“It is a great deal for my modest resources.”

She pocketed the ten napoleons which he handed her, and, in a tone of ironical compassion,

“Are you so very poor, then?” she asked.

“Why, I am neither banker nor broker, you know.”

She had risen, and was smoothing the folds of her dress.

“Well, my dear marquis,” she resumed, “it is certainly not me who will pity you. When a man of your age, and with your name, remains poor, it is his own fault. Are there no rich heiresses?”
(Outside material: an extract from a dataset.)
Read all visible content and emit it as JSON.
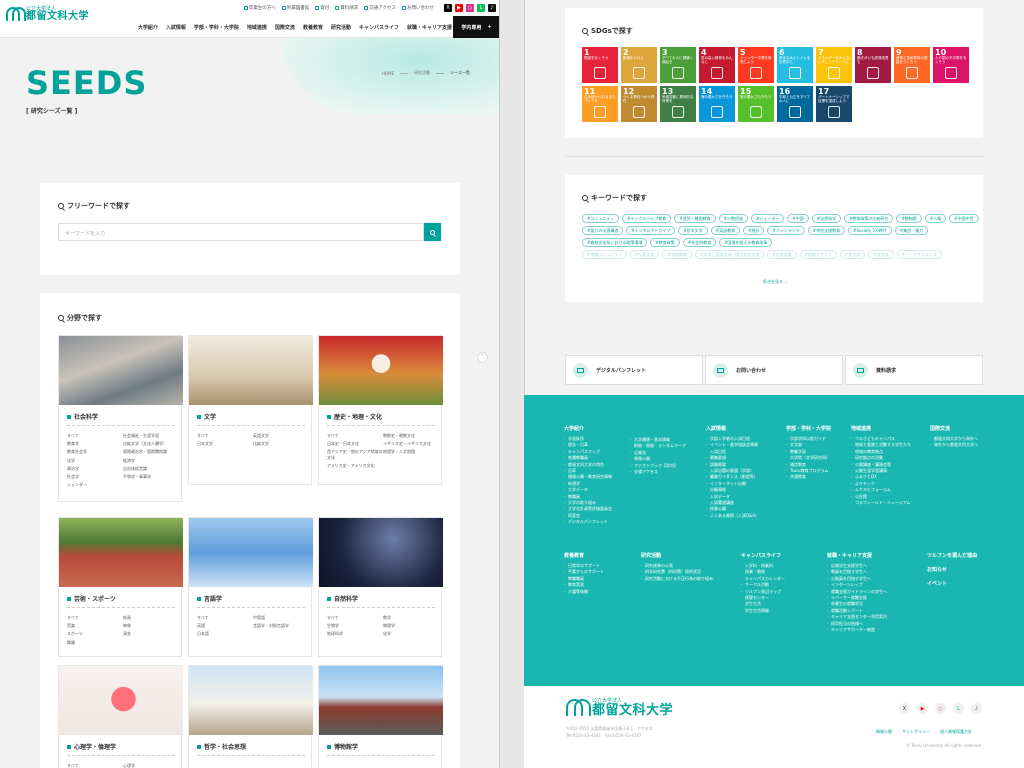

“I confess that I haven’t tried to find one yet.” She looked at him straight in the eyes, and then suddenly bursting out laughing,

“Look around you,” she said, “and I am sure you’ll not be long discovering a beautiful young girl, very blonde, who would be delighted to become Marquise de Tregars, and who would bring in her apron a dowry of twelve or fifteen hundred thousand francs in good securities,—securities which the Favorals can’t carry off. Think well, and then come to see us. You know that M. de Thaller is very fond of you; and, after all the trouble we have been having, you owe us a visit.”

Whereupon she went out, M. de Tregars going down to escort her to her carriage. But as he came up,

“Attention!” he cried to Maxence; “for it’s very evident that the Thallers have wind of something.”